L’ Aquila post sisma è una città mutata e mutevole. Un luogo dove per effetto della ricostruzione si riscrive ogni giorno la sua storia; che sia di piccoli eventi o di grandi temi, le scoperte che i monumenti in restauro ci regalano aggiungono sempre nuovi tasselli ad una ricostruzione anche storica di un luogo che potrebbe avere una genesi diversa da quella che tutti conosciamo. E’ quanto emerso da un convegno che si è svolto nei giorni scorsi in città dal titolo "Oltrelaquila", promosso dal Rotary Club L'Aquila, in collaborazione con il Comune dell’Aquila.  L’ipotesi emersa da questo incontro e formulata dall’archeologo Vincenzo D'Ercole, a lungo direttore archeologo della Soprintendenza Archeologica d'Abruzzo e oggi alla Direzione Archeologia del Mibact è quella di un santuario confederale, risalente al VII secolo avanti Cristo, nella zona della Rivera o forse l'antica Testruna, la mitica capitale dei Sabini, citata dalle fonti storiche latine ma mai scoperta. Dunque una presenza nel luogo che ha dato origine alla “città nova” molto più antica di quanto si crede. Queste tesi sono suffragate da dati storici e da alcune testimonianze materiali, in particolare dai reperti di epoca preistorica, risalenti al VII-VI millennio avanti Cristo, rinvenuti nella zona di San Sisto, dai corredi funerari di età del Bronzo venuti alla luce nel quartiere di Pettino, caratterizzati da decorazioni che raffigurano un drago, fino al basamento ciclopico ben visibile nel tratto delle mura corrispondente a Porta Rivera; sono sempre maggiori, dunque e sulla base della relazione tenuta dallo studioso, i dati archeologici che parlano di una storia ben più antica di quanto si sia sempre ritenuto per il territorio della conca aquilana. Per l’archeologa Anna Maria Reggiani, già direttore generale per l’archeologia del MIbact e, fino al 2011, direttore regionale beni culturali in Abruzzo, la zona che dalla Rivera sale verso l’attuale Piazza duomo compresa “fosse un luogo di mercato sin dall'antichità per la posizione in cui si trova”

 

"Sono dati molto stimolanti , - ha dichiarato il sindaco dell'Aquila Massimo Cialente - che parlano di un passato antico e per molti aspetti non ancora sufficientemente indagato. Mi riferisco anche alla recente campagna di scavi archeologici condotta dal professor Fabio Redi nel sito di Amiternum, da cui sono emerse scoperte sensazionali, come la presenza di una cattedrale di epoca longobarda, che vanno ad aggiungerersi alle emergenze rinvenute dalla Soprintendenza. L'Amministrazione comunale intende investire, anche promuovendo sinergie e collaborazioni con l'Ateneo aquilano, nella riscoperta e nell'adeguata valorizzazione del nostro passato".

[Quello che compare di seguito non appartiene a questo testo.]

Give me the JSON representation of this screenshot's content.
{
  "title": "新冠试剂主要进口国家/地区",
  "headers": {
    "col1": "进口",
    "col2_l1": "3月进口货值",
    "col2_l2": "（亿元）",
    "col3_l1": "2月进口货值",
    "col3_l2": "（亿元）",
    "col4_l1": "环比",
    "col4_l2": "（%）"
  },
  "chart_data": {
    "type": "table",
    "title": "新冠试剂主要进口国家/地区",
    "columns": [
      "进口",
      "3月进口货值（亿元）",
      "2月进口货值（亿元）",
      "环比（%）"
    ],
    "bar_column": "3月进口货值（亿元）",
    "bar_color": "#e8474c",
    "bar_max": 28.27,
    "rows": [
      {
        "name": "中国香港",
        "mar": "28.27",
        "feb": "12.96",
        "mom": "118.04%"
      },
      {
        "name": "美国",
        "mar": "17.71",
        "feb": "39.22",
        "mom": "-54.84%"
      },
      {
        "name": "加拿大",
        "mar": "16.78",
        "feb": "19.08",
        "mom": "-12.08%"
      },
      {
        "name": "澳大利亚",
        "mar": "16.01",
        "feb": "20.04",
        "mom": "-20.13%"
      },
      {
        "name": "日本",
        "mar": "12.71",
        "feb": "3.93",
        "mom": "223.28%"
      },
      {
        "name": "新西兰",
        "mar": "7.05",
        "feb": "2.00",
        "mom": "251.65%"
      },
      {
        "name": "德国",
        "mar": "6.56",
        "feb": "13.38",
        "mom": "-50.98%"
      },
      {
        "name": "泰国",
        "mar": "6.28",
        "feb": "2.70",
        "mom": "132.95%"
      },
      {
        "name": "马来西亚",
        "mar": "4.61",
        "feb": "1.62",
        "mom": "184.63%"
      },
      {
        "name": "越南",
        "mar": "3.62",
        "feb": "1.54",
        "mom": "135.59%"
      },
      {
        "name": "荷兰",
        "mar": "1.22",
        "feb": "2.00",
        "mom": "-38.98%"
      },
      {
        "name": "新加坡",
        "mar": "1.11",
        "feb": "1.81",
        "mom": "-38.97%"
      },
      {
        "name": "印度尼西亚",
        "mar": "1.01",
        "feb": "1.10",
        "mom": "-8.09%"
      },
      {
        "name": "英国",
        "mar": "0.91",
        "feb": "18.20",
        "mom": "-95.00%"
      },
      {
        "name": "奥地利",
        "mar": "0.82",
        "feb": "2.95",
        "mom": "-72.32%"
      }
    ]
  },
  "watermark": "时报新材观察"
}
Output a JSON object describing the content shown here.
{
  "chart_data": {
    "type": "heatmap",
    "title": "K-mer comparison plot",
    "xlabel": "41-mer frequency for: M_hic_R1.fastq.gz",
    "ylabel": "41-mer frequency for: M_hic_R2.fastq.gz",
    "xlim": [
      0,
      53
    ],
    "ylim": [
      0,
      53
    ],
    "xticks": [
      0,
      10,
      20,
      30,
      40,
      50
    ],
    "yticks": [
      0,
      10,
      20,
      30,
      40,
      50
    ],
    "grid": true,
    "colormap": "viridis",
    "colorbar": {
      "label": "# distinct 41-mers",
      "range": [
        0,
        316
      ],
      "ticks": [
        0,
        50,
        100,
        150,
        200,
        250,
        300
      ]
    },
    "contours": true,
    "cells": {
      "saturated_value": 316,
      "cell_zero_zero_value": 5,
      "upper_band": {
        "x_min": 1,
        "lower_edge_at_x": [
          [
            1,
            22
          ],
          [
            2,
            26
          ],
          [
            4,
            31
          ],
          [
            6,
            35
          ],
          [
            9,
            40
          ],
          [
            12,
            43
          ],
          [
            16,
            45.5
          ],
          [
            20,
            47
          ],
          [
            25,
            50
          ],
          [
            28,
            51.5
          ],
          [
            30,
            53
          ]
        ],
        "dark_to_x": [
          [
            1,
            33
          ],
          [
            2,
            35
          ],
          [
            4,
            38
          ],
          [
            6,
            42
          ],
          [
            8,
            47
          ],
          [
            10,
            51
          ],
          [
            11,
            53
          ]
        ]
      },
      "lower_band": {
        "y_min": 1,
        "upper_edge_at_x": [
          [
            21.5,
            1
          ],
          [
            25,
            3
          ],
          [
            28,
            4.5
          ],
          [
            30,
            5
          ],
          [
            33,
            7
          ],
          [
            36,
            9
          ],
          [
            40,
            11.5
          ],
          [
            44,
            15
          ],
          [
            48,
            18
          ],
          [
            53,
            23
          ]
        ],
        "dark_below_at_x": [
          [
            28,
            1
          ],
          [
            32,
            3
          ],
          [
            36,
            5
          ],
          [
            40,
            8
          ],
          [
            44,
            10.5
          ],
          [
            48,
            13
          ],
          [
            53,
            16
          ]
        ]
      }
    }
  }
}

"Questo convegno - ha dichiarato il presidente del Rotary Club L'Aquila, l'avvocato Luca Bruno - ha costituito un importante momento di raccordo tra storici, archeologi, funzionari preposti alla tutela del nostro patrimonio artistico e amministratori comunali. È stato possibile effettuare un importante momento di riflessione, e un proficuo confronto, sul nostro passato e, allo stesso tempo, sul futuro del territorio, per il quale l'archeologia e la storia possono costituire un volano di crescita e di sviluppo".